Gegenüber RT Deutsch mokierte sich die Frau «Senior Editor» darüber, dass der «Beitrag» nicht als Meinungsbeitrag zu erkennen sei. Allerdings enthalten Titel und Untertitel, wie sie im Post abgebildet sind, auch kaum einen Meingungsanteil. Egal: Theresa Locker bewertet ihn als «falsch».
«Falsch» ist nach Ansicht des Vice-Teams auch die Aussage, dass deutsche Steuerzahler Clinton finanzieren. Zwar ist es gut dokumentiert, dass die Gesellschaft für Internationale Zusammenarbeit (GIZ) gut 2,4 Millionen Euro Steuermittel an die private Clinton-Stiftung überwies. Aber das Vice-Team mahnt an, dass «Steuerzahler nicht Clintons Wahlkampf» finanzierten, sondern ein gemeinsames Entwicklungshilfeprojekt in Malawi.
Allerdings behauptet unser Post auch gar nicht, dass das Geld in den «Wahlkampf» fließt. Das Wort kommt weder im Titel noch dem Untertitel vor. Insofern widerlegen Locker und ihre Team eine Behauptung, die im Post gar nicht aufgestellt wurde. Im Artikel hingegen, den das Vice-Team angeblich nicht analysierte, wird ausführlich auf den schmalen Grat zwischen Entwicklungshilfe und persönlichem Wahlkampf eingegangen.

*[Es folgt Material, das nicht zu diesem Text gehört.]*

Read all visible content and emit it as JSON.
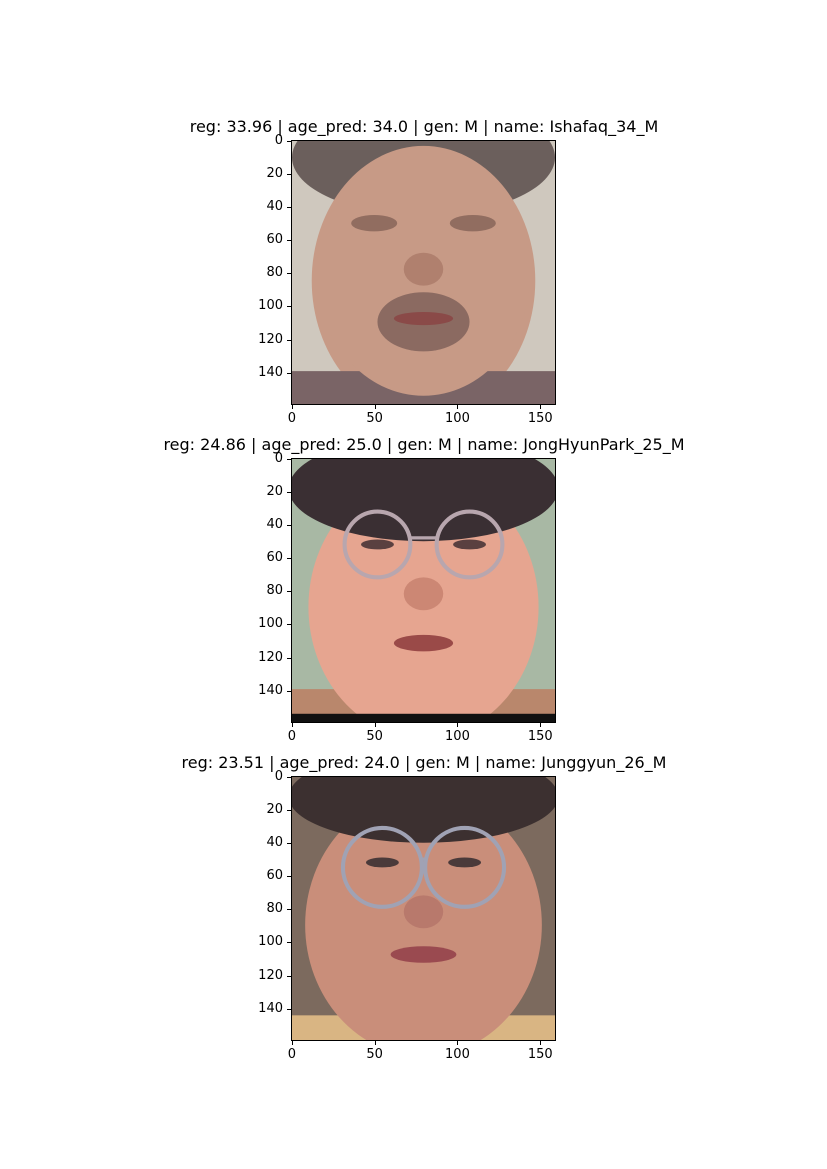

Noch kurioser ist das Beispiel für eine Einstufung als «naja», was nach Vice-Redaktion gleichbedeutend ist mit «irreführend». Vice stößt sich daran, dass ein Bericht über die #Pizzagate-Debatte die «Spekulationen nährt», dass in Washington ein Pädophilenring im Clinton-Umfeld aktiv ist. Zwar verwendet der Bericht bereits im Untertitel das Wort «Spekulation» und achtet sorgfältig darauf, zwischen gesicherten, überlieferten und unsicheren Informationen zu unterschieden. Aber Theresa Locker empfand das wohl trotzdem als «irreführend».
Um zum vierten Beispiel zu kommen: Als exklusiven Facebook-Inhalt veröffentlicht RT Deutsch gelegentlich gestaltete Grafiken (CG). Im beanstandeten Fall unterlegte unsere Grafikerin ein Zitat aus dem fiktionalen Snowden-Film von Oliver Stone mit einem Bild des echten Eduard Snowden, seinem Namen und einem Hinweis: «Quelle: Snowden von Oliver Stone». Das kann — zugegebenermaßen — irritierend wirken, das könnte eine Einstufung als «naja» durchaus rechtfertigen. Für Vice-Deutschland gilt es jedoch als «falsch». Wieso ein Zitat, dessen Quelle genannt ist, allerdings «falsch» sein soll, das entzieht sich jeder weiteren Bewertung.
Wenn wir diese Ergebnisse hochrechnen, dass nämlich drei von vier beanstandeten Beiträgen in Wahrheit völlig in Ordnung sind, bleiben von den angeblich 42 Prozent falscher und irreführender Nachrichten bestenfalls zehn Prozent übrig. Natürlich nur, wenn das Snowden-CG als «falsch» eingestuft wird. Wer es hingegen als «richtig» einstuft, muss schlussfolgern, dass 100 Prozent der RT-Deutsch-Beiträge in Ordnung sind. Allerdings ist diese Rechnung genauso schwachsinnig wie der gesamte Fantasie-Index von Theresa Locker und dem Vice-Team.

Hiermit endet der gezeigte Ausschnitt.